For most people Nigerian email scams are a joke, ludicrously transparent spam messages claiming to be from a foreign prince or orphan heiress who needs help transporting money and reclaiming a vast fortune. All they need is your personal information and a great deal of money in fees, bribes and other expenses, and then untold riches will be yours for your help in their time of distress. Most people will look at this, laugh, maybe read it aloud to their friends, and then delete it. And that's fine: you're not the type the email scammers are fishing for. It's the people gullible enough to think such a preposterous scheme could possibly be on the level that they want, so that they can build a relationship over email to hook them in further, with frequent requests for more money to get past purportedly unexpected snags.
The situation is so rife with dramatic possibilities that it's surprising there haven't been a lot of plays about the topic.
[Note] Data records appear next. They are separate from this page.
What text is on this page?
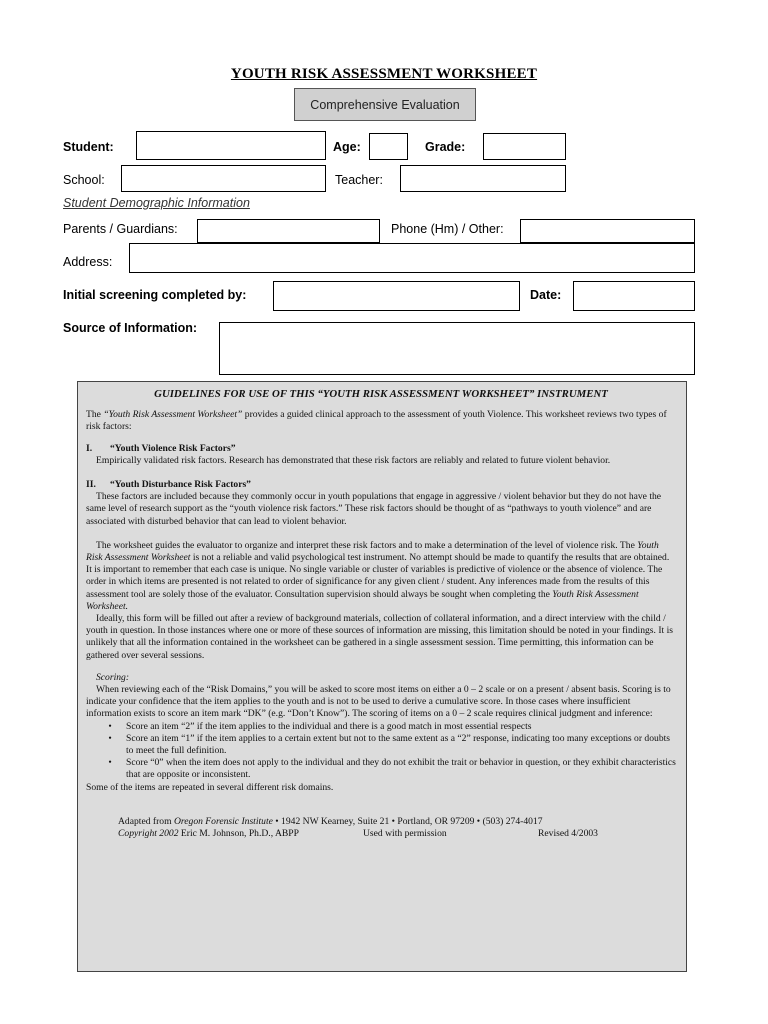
YOUTH RISK ASSESSMENT WORKSHEET
Comprehensive Evaluation
Student:	Age:	Grade:
School:	Teacher:
Student Demographic Information
Parents / Guardians:	Phone (Hm) / Other:
Address:
Initial screening completed by:	Date:
Source of Information:
GUIDELINES FOR USE OF THIS “YOUTH RISK ASSESSMENT WORKSHEET” INSTRUMENT

The “Youth Risk Assessment Worksheet” provides a guided clinical approach to the assessment of youth Violence. This worksheet reviews two types of risk factors:

I.	“Youth Violence Risk Factors”

Empirically validated risk factors. Research has demonstrated that these risk factors are reliably and related to future violent behavior.

II.	“Youth Disturbance Risk Factors”

These factors are included because they commonly occur in youth populations that engage in aggressive / violent behavior but they do not have the same level of research support as the “youth violence risk factors.” These risk factors should be thought of as “pathways to youth violence” and are associated with disturbed behavior that can lead to violent behavior.

The worksheet guides the evaluator to organize and interpret these risk factors and to make a determination of the level of violence risk. The Youth Risk Assessment Worksheet is not a reliable and valid psychological test instrument. No attempt should be made to quantify the results that are obtained. It is important to remember that each case is unique. No single variable or cluster of variables is predictive of violence or the absence of violence. The order in which items are presented is not related to order of significance for any given client / student. Any inferences made from the results of this assessment tool are solely those of the evaluator. Consultation supervision should always be sought when completing the Youth Risk Assessment Worksheet.

Ideally, this form will be filled out after a review of background materials, collection of collateral information, and a direct interview with the child / youth in question. In those instances where one or more of these sources of information are missing, this limitation should be noted in your findings. It is unlikely that all the information contained in the worksheet can be gathered in a single assessment session. Time permitting, this information can be gathered over several sessions.

Scoring:

When reviewing each of the “Risk Domains,” you will be asked to score most items on either a 0 – 2 scale or on a present / absent basis. Scoring is to indicate your confidence that the item applies to the youth and is not to be used to derive a cumulative score. In those cases where insufficient information exists to score an item mark “DK” (e.g. “Don’t Know”). The scoring of items on a 0 – 2 scale requires clinical judgment and inference:

•	Score an item “2” if the item applies to the individual and there is a good match in most essential respects
•	Score an item “1” if the item applies to a certain extent but not to the same extent as a “2” response, indicating too many exceptions or doubts to meet the full definition.
•	Score “0” when the item does not apply to the individual and they do not exhibit the trait or behavior in question, or they exhibit characteristics that are opposite or inconsistent.

Some of the items are repeated in several different risk domains.

Adapted from Oregon Forensic Institute • 1942 NW Kearney, Suite 21 • Portland, OR 97209 • (503) 274-4017

Copyright 2002 Eric M. Johnson, Ph.D., ABPP	Used with permission	Revised 4/2003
But at last one has popped up in the Bay Area's theatrical inbox that's worth flagging for follow-up. Scamoramaland is a world premiere production of Performers Under Stress, a 20-year-old local company imported from Chicago, where it reverse-engineered its name from the acronym PUS. (That may or may not seem less gross when you know it's a Samuel Beckett reference.) The play was adapted by Bay Area writer Eve Edelson from her own nonfiction book Scamorama: Turning the Tables on Email Scammers.
As that subtitle implies, the play is only partly about the scam and scammers themselves, and surprisingly little about their bilked victims. Much of the story is devoted to people who take it on themselves to mess with the fraudsters, wasting their time and their money by stringing them along with feigned interest and tall tales of their own.
Duane Lawrence and Geoffrey Colton in Scamoramaland; photo: Scott Baker
The technological theme of the play is mostly captured in Geo Epsilanty's projections. Twin screens flanking the stage show African street scenes, surveillance video and instant messenger popup windows. Those screens are pretty much all there is to Erich Blazeski's set, aside from some furniture that rolls off and on to establish the play's many locations.